Les greffes de visage font grimacer le comité d’éthique
4 mars 2004, Libération
Le CCNE a rendu un avis négatif sur de telles interventions.
«Il est rare que des situations chirurgicales présentent un point de non-retour aussi dramatique.» Le Comité consultatif national d’éthique n non tranché, avec une multitude d’arguments à l’appui. Hier, le Comité consultatif national d’éthique (CCNE) a rendu un avis particulièrement attendu sur les greffes de visage. Il avait été saisi le 19 février 2002 sur la question par Laurent Lantieri, chirurgien à l’hôpital Henri-Mondor (Libération d’hier). Celui-ci se dit techniquement prêt à greffer, sur des patients défigurés, des tissus prélevés sur des personnes en état de mort cérébrale. Pour aider des grands brûlés, victimes de cancer de la face ou touchés par balle, à retrouver un visage.
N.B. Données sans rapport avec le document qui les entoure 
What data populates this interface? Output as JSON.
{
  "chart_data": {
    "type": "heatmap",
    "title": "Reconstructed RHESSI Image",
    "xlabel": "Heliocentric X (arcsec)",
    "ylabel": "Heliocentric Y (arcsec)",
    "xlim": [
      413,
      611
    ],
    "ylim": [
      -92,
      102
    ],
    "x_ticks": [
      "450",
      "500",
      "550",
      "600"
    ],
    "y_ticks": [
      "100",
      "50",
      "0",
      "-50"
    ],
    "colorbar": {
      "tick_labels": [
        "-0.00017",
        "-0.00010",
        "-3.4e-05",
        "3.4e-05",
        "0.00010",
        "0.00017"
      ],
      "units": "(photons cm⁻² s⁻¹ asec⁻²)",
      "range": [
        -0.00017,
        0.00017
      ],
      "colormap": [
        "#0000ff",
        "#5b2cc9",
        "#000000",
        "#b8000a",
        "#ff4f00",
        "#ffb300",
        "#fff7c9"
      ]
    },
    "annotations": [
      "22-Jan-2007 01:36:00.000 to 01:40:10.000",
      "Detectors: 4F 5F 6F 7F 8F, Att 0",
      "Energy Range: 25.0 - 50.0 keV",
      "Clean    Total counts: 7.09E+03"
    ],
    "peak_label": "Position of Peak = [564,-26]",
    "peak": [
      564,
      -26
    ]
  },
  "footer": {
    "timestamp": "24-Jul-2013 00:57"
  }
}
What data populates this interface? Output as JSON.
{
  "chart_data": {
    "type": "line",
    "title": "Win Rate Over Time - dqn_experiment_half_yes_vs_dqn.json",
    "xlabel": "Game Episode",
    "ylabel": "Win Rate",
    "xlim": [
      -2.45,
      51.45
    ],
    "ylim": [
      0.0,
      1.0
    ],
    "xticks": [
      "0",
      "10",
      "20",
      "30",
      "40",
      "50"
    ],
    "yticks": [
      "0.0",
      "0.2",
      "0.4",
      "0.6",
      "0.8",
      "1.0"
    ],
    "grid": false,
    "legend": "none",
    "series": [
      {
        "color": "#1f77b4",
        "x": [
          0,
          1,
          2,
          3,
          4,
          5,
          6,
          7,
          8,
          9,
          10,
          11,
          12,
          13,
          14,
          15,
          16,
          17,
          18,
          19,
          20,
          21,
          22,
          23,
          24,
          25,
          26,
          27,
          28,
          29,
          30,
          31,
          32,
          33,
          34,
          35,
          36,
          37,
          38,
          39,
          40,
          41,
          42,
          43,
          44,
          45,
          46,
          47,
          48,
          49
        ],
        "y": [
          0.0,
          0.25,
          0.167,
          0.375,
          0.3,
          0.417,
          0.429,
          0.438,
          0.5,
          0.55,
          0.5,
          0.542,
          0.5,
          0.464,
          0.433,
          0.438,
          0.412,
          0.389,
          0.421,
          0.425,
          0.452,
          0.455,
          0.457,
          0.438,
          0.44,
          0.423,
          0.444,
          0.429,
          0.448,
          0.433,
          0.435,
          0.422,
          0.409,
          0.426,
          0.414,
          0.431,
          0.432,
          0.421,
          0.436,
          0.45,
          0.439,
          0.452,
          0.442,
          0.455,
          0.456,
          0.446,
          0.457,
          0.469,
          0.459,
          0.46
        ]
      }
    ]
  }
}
«Monsieur Lantieri a eu la remarquable initiative de solliciter le comité d’éthique avant de se lancer dans cette opération», a souligné Monique Canto-Sperber, responsable du groupe de travail. Avant de justifier un refus formel des greffes totales, et réservé sur «les greffes partielles de la face, comme la greffe de menton». Trop de risques, s’est justifié le CCNE.
D’abord, faute d’informations précises à fournir au patient, «aucun consentement ne peut être obtenu», note le comité. Ensuite, à cause des dangers liés aux traitements immunosuppresseurs : «Pour améliorer la qualité de vie du patient, on commencerait par la détériorer. Peut-on en connaissance de cause proposer au patient une perspective thérapeutique qui allège son handicap, mais le rende malade alors qu’il ne l’était pas ?» se demandent les sages. Puis, le risque d’échec, «considérable». En cas de rejet de la greffe, «il faudrait accepter un résultat final bien plus mauvais que l’état dans lequel était le patient avant. […] Il est rare que des situations chirurgicales présentent un point de non-retour aussi dramatique». Le CCNE craint également l’apparition de difficultés psychologiques importantes : la personne greffée «peut accepter ce visage. Mais elle peut aussi le refuser». Et «rien ne permet d’informer le patient sur ce que serait son visage après l’opération», relève Monique Canto-Sperber.
De plus, pas de greffe sans donneur. Or, «dans la mesure où il est déjà difficile d’obtenir un accord pour le prélèvement d’un organe intérieur, il y a tout lieu de penser qu’une telle demande concernant le visage rencontrera un refus quasi général». Enfin, le CCNE s’interroge sur les réelles motivations de cette intervention. «La demande des médecins pour la voir réalisée ou pour la réaliser eux-mêmes est certaine. Mais elle ne doit en aucun cas se substituer à la demande réelle des personnes défigurées.» En France, actuellement, un seul patient serait candidat.